Actually, the first things you’d need would be a Darth Vader light sabre and a large can of talcum powder. Plus three University professors and a world-famous science writer as a peer review team to get the science right. Oh, and a big white bed sheet and an electronic piano keyboard would come in handy, too.

You’d put it on at The Old Courthouse, where the shallow stage and incredibly steep rake of seating give the feeling of a Victorian lecture theatre – the kind of place where anatomy students watch dissections – but you’d choose to do the show as … a musical comedy.

 

Review

John Hinton is one of those people I hate – a quarter of a century younger than me and at least three times as bright. He’s done what shouldn’t be possible with ‘Albert Einstein: Relativitively Speaking – he’s made the theories of Relativity, both Special Relativity and General Relativity (you knew there were two theories, of course?) understandable to a Fringe audience. Relatively understandable, anyway …

Hinton’s tall and thin, with a moustache and a great mop of dark hair. He wore baggy trousers and a jacket with sleeves that were too short. The overall impression was rather like an amiable scarecrow as he jumped around, gripping the podium to read his notes, or leaning forward at the front of the stage to banter with the people in the first few rows.

For this man can really work an audience. He was outside in the lobby while we were still queuing, shaking hands – "Welcome!, Welcome!, So glad you could come to my lecture". (‘Velcome!, Velcome’, in his mock-German accent). Once we were seated, his wife Elsa came in and took up position at the keyboard on the other side of the stage. Jo Eagle is much smaller than John Hinton, a pretty woman in a white blouse and long black skirt, wearing a cloche hat. She’s a musician as well as an actress, and she played Elsa with big loving smiles as she provided the musical accompaniment to the show.

Einstein started by giving a speech of thanks for being offered a post at the Institute of Advanced Studies at Princeton University. It’s 1933, and he’s a Jewish refugee from Nazi Germany, but Elsa accompanied him on the keyboard and the whole speech was done as a musical number. They did this throughout the show, rattling off chunks of physics, philosophy or politics as songs – it’s not ‘West Side Story’, but it was done very effectively and kept the story buzzing.

Working the audience. Hinton got two people out of the front row, a woman and the man next to me who’d come in after we’d started (never go in late to a John Hinton show!), and got them up on stage as if they were on a date. The possibility of sex got our interest – but what he was really showing us was the ‘Internal Reference Frame’ that every observer has. He had them running towards each other as beams of light, and it turns out that the speed of light is constant, but what you see as an observer – your internal reference frame – depends on how fast you are travelling.
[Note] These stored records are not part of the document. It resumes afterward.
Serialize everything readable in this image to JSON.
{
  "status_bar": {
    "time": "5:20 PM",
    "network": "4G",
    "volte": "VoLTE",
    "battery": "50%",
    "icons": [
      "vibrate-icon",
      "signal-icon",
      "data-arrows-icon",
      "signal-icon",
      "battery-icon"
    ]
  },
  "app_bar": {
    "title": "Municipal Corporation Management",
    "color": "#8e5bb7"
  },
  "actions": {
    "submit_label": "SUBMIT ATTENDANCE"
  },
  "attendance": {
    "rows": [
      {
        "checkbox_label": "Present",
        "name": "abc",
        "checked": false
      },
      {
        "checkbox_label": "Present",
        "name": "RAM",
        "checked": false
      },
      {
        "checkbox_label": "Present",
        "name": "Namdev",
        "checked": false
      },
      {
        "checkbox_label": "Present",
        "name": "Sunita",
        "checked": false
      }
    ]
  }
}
As you go faster, time slows down and space contracts. (Now you see why they needed the University professors on board – and the retractable light sabre…).

In just a couple of minutes, and with no pain, Hinton had given us the basic principles of Special Relativity and I think I understand it. Later he did the same for General Relativity – the essence of this one being that the phenomenon of Gravity is due to massive bodies causing warps and curvatures in Space-Time. If you’ve got an enormous bed sheet to represent spacetime, and a couple of bodies – and there were plenty of those in the audience – you can produce a very convincing simulation. Hinton told us that the effect was finally demonstrated by measuring the deflection of starlight as it passed the Sun – but I don’t advise trying that one at home …

I wondered when we’d get to Einstein’s 1905 work on the equivalence of matter and energy, that’s famously expressed as E=MC². The calculations were done with the help of Einstein’s first wife, Mileva, and for this part Jo Eagle reappeared in a chequered headscarf and a frown that would chill you right across the stage (the marriage ended in a very acrimonious divorce). Eagle also played Einstein’s mother later, in a bonnet that time – are there no limits to this woman’s versatility? 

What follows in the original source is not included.